There’s a new method on the table for repairing blood vessels damaged by ischemia, especially the smallest and most damaged vessels: 3D-printed patches “infused with cells” to grow the blood vessels back to their former glory, improving upon current approaches for mending blood vessels that have many known limitations.
"Therapeutic angiogenesis, when growth factors are injected to encourage new vessels to grow, is a promising experimental method to treat ischemia," explained Christopher Chen from the Boston University College of Engineering. "But in practice, the new branches that sprout form a disorganized and tortuous network that looks like sort of a hairball and doesn't allow blood to flow efficiently through it. We wanted to see if we could solve this problem by organizing them."
Blood vessels come in different sizes, and they connect to create a transportation network between the heart and the body’s tissues and cells, delivering oxygen and nutrients via blood. However, ischemia destroys blood vessels, preventing them from delivering their cargo, starving tissues and leading to conditions like heart attack, stroke, and gangrene.
In Chen’s new study, published in the journal Nature Biomedical Engineering, scientists created two patches designed to be coated with endothelial cells - cells that make up a thin layer lining blood vessels, called the endothelium. One patch’s endothelial cells were “pre-organized into a specific structure,” while the other patch was injected with cells lacking any organization structure at all. The results? The pre-organized structure of endothelial cells greatly improved the ability of the patch to treat ischemia.

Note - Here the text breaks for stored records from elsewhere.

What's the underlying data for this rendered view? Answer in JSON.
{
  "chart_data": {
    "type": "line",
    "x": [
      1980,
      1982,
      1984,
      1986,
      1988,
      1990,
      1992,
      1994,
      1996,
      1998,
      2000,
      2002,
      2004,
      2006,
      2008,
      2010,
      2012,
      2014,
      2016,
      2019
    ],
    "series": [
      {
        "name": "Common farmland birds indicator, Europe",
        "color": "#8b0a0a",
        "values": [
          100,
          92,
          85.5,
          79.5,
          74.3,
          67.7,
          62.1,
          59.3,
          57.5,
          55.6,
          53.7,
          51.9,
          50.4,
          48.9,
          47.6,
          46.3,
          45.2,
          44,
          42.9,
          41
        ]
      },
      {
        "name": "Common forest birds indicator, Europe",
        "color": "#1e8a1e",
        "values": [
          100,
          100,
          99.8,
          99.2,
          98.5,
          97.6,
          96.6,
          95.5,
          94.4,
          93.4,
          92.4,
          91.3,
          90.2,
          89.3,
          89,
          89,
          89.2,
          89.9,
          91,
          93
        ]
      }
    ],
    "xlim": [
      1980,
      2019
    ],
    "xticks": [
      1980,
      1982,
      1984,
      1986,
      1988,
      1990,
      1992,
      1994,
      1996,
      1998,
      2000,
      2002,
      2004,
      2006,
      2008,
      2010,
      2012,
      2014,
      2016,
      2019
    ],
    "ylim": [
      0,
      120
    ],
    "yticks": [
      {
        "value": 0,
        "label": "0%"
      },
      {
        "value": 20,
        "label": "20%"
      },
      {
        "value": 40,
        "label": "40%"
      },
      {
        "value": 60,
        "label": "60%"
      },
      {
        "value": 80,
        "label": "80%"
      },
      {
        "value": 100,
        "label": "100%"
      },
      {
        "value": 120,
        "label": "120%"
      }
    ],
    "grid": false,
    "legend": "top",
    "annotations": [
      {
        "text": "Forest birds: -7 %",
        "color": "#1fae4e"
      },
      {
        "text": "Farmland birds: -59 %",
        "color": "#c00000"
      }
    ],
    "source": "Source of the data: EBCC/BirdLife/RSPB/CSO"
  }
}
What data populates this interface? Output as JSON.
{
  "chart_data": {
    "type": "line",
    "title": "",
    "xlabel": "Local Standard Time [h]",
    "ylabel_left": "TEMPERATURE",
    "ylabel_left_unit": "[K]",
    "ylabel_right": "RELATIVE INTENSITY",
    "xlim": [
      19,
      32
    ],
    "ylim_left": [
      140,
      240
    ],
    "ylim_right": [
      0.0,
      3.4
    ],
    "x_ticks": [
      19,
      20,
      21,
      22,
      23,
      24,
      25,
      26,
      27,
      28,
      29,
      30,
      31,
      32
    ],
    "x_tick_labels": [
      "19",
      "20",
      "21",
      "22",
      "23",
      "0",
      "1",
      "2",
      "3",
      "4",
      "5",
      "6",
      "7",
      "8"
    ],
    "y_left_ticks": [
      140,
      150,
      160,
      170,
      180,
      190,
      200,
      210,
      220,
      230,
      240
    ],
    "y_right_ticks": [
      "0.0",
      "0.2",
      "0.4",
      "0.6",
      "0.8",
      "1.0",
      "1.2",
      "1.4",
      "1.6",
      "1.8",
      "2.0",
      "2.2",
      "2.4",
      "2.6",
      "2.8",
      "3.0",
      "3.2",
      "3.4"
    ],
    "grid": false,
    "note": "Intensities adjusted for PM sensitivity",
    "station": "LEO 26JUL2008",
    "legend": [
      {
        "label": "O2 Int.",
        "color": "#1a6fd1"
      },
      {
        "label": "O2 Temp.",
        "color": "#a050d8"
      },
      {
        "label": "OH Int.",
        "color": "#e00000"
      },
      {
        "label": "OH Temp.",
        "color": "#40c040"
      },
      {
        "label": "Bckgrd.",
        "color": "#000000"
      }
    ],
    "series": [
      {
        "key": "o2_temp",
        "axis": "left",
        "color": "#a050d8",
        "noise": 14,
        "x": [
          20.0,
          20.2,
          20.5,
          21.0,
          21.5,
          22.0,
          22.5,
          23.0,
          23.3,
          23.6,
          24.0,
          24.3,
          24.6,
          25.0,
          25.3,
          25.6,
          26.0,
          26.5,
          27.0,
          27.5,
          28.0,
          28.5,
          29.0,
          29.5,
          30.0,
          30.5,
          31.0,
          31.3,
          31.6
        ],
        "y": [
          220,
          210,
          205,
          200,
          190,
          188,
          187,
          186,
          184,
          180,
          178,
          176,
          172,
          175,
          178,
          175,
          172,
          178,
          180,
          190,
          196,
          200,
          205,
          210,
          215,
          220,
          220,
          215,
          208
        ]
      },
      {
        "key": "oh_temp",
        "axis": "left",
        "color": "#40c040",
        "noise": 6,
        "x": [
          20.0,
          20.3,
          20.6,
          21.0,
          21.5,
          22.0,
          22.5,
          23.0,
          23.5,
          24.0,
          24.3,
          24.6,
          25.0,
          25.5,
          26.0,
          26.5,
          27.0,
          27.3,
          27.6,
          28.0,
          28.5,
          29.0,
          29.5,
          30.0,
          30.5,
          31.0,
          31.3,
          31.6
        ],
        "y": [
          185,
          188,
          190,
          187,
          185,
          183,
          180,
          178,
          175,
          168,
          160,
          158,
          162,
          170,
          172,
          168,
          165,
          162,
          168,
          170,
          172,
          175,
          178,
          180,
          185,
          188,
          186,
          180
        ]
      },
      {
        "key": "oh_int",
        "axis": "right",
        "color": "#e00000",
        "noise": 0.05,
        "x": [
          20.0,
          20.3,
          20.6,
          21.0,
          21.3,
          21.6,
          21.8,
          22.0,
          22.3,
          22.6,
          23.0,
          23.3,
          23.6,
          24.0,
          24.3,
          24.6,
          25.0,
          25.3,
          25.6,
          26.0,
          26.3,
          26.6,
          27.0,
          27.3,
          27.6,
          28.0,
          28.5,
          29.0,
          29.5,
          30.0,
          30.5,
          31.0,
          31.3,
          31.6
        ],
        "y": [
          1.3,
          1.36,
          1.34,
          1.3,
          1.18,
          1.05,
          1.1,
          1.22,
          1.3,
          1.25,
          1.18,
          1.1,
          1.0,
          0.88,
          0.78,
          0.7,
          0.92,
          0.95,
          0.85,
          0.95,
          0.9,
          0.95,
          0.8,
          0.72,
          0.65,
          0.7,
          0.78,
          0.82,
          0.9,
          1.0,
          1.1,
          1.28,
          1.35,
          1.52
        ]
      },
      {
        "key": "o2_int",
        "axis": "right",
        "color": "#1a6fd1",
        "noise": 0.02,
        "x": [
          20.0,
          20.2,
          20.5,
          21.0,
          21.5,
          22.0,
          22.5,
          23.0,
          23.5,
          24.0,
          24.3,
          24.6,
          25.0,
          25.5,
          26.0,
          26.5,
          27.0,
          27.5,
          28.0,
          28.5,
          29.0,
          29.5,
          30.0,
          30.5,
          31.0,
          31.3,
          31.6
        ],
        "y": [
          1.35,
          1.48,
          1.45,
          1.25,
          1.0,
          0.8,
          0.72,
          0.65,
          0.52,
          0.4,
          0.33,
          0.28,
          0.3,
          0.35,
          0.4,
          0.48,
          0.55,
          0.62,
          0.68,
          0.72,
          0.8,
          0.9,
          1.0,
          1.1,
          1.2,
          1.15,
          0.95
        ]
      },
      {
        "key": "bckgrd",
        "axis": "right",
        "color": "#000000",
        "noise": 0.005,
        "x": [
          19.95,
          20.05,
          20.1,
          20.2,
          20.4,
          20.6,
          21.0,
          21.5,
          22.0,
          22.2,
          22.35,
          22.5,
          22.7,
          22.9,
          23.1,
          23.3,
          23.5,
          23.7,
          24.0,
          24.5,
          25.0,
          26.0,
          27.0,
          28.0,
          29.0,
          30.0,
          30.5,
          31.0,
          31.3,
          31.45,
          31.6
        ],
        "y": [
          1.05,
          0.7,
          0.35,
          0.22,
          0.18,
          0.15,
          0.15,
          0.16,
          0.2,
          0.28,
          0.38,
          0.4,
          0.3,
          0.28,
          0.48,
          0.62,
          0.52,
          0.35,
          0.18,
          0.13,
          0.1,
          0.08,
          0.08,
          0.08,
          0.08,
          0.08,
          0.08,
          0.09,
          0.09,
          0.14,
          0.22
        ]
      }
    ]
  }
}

"This pre-clinical work presents a novel approach to guide enhanced blood flow to specific areas of the body," explained Chen’s research partner C. Keith Ozaki, MD, FACS from Brigham and Women’s Hospital. "The augmented blood nourishment provides valuable oxygen to heal and functionally preserve vital organs such as the heart and limbs."
Chen and Ozaki relied on their collaboration with a Boston biomedical technology company called Innolign for their 3D-printing approach to optimize the patterns used to structure endothelial cells.
"One of the questions we were trying to answer is whether or not architecture of the implant mattered, and this showed us that yes, it does, which is why our unique approach using a 3D printer was important," Chen explained. "The pre-organized architecture of the patch helped to guide the formation of new blood vessels that seemed to deliver sufficient blood to the downstream tissue.”
Chen and his team will continue to study the possibility of implementing these experimental patches to treat ischemia. Once they optimize the scalability of the patches and experiment with different cell structures, Chen plans on developing the patches for use in human cases of ischemia.
The present study was published in the journal Nature Biomedical Engineering.